Hacker News new | ask | show | jobs
by truth_seeker 2429 days ago
Say for an example, I am using PostgreSQL 12 + CitusDB extension

Data cleaning -> PL/SQL and various inbuilt functions for the transformation of data (or new UDF if required at all)

Processing -> PostgreSQL Parallel processing on the local node and Citus DB extension for distributed computing and sharding

Analytics -> Many options here. Materialized views OR Triggers OR Streaming computation with PipelineDB extension OR Using Logical replication for stream computation

ML -> PG support variety of statistics functions. It also supports PL/R and PL/Python extension to interface with ML libraries.

Also, there are various kinds of Foreign Data Wrappers supported by PG - https://wiki.postgresql.org/wiki/Foreign_data_wrappers

1 comments

Yeah that's not going to work for what people call analytics workloads today.

PG is great but it's not suitable to be a feature store and sure as hell not suitable to fan out ML workloads. In a modern ML stack, PG might play the role of the slow but reliable master store that the rest of the ML pipeline feeds off.

> hell not suitable to fan out ML workloads

depends on the scale? Not everyone processes petabytes of data.

> PG might play the role of the slow

You have any benchmark in your hand to support this? I believe highly optimized C code in PG can be significantly faster than Scala inside Spark.

> I believe highly optimized C code in PG can be significantly faster than Scala inside Spark.

There's no question about this. If you can express your task in terms of PG on a single instance, then you probably should.

When you get to more complex tasks, like running input through GloVe and pushing ngrams to a temporal store, PG offers very little - which is fine, it's not at all what PG is designed for.

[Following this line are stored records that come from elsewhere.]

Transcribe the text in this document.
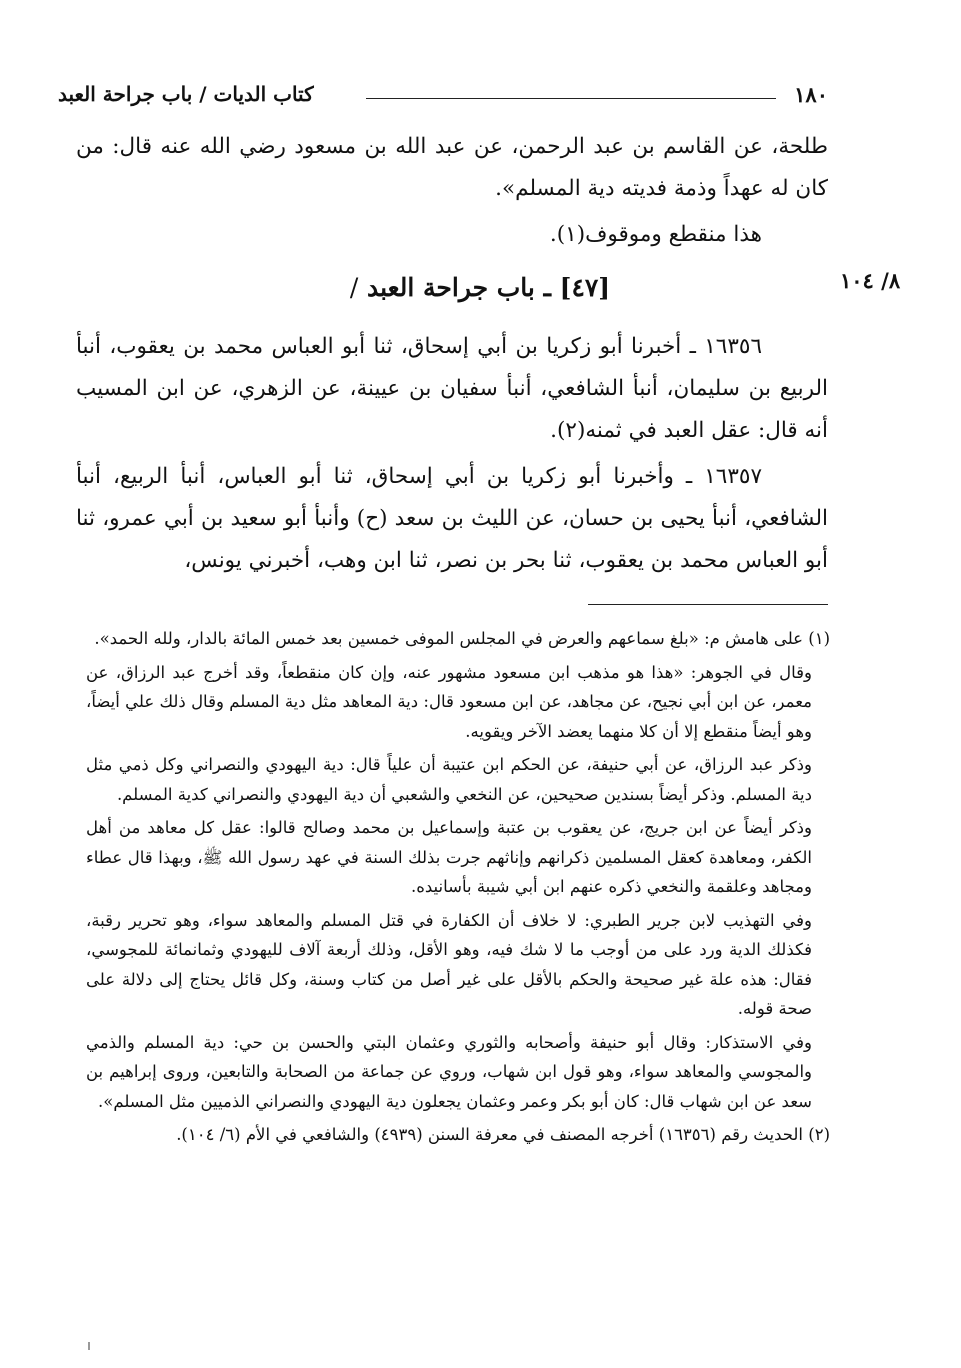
١٨٠
كتاب الديات / باب جراحة العبد
٨/ ١٠٤

طلحة، عن القاسم بن عبد الرحمن، عن عبد الله بن مسعود رضي الله عنه قال: من كان له عهداً وذمة فديته دية المسلم».

هذا منقطع وموقوف(١).

[٤٧] ـ باب جراحة العبد /

١٦٣٥٦ ـ أخبرنا أبو زكريا بن أبي إسحاق، ثنا أبو العباس محمد بن يعقوب، أنبأ الربيع بن سليمان، أنبأ الشافعي، أنبأ سفيان بن عيينة، عن الزهري، عن ابن المسيب أنه قال: عقل العبد في ثمنه(٢).

١٦٣٥٧ ـ وأخبرنا أبو زكريا بن أبي إسحاق، ثنا أبو العباس، أنبأ الربيع، أنبأ الشافعي، أنبأ يحيى بن حسان، عن الليث بن سعد (ح) وأنبأ أبو سعيد بن أبي عمرو، ثنا أبو العباس محمد بن يعقوب، ثنا بحر بن نصر، ثنا ابن وهب، أخبرني يونس،

(١) على هامش م: «بلغ سماعهم والعرض في المجلس الموفى خمسين بعد خمس المائة بالدار، ولله الحمد».

وقال في الجوهر: «هذا هو مذهب ابن مسعود مشهور عنه، وإن كان منقطعاً، وقد أخرج عبد الرزاق، عن معمر، عن ابن أبي نجيح، عن مجاهد، عن ابن مسعود قال: دية المعاهد مثل دية المسلم وقال ذلك علي أيضاً، وهو أيضاً منقطع إلا أن كلا منهما يعضد الآخر ويقويه.

وذكر عبد الرزاق، عن أبي حنيفة، عن الحكم ابن عتيبة أن علياً قال: دية اليهودي والنصراني وكل ذمي مثل دية المسلم. وذكر أيضاً بسندين صحيحين، عن النخعي والشعبي أن دية اليهودي والنصراني كدية المسلم.

وذكر أيضاً عن ابن جريج، عن يعقوب بن عتبة وإسماعيل بن محمد وصالح قالوا: عقل كل معاهد من أهل الكفر، ومعاهدة كعقل المسلمين ذكرانهم وإناثهم جرت بذلك السنة في عهد رسول الله ﷺ، وبهذا قال عطاء ومجاهد وعلقمة والنخعي ذكره عنهم ابن أبي شيبة بأسانيده.

وفي التهذيب لابن جرير الطبري: لا خلاف أن الكفارة في قتل المسلم والمعاهد سواء، وهو تحرير رقبة، فكذلك الدية ورد على من أوجب ما لا شك فيه، وهو الأقل، وذلك أربعة آلاف لليهودي وثمانمائة للمجوسي، فقال: هذه علة غير صحيحة والحكم بالأقل على غير أصل من كتاب وسنة، وكل قائل يحتاج إلى دلالة على صحة قوله.

وفي الاستذكار: وقال أبو حنيفة وأصحابه والثوري وعثمان البتي والحسن بن حي: دية المسلم والذمي والمجوسي والمعاهد سواء، وهو قول ابن شهاب، وروي عن جماعة من الصحابة والتابعين، وروى إبراهيم بن سعد عن ابن شهاب قال: كان أبو بكر وعمر وعثمان يجعلون دية اليهودي والنصراني الذميين مثل المسلم».

(٢) الحديث رقم (١٦٣٥٦) أخرجه المصنف في معرفة السنن (٤٩٣٩) والشافعي في الأم (٦/ ١٠٤).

Inter-node IO eclipses single node perf, which is why Spark is used despite being a terribly inefficient thing (although in the case of Spark, it's so inefficient that for interim sized workloads you'd actually be better off vertically scaling a single node and using something else). PG won't help at all with these tasks.

Also, that smorgasbord of extensions GP listed isn't offered by any cloud vendor as a managed service afaik, meaning you must roll and manage your own. Depending on your needs, that might be a show stopper.

> like running input through GloVe and pushing ngrams to a temporal store

why exactly you think PG will not do this well?

Tell me how you'd do it and I'll tell you why it won't work :)
gloves are stored in table: token -> vector. Function tokenizes text and store in another table: texd_id, token

Then you join first and second table.

Also, I think typical scenario is to resolve embeddings in your model code or data input pipeline.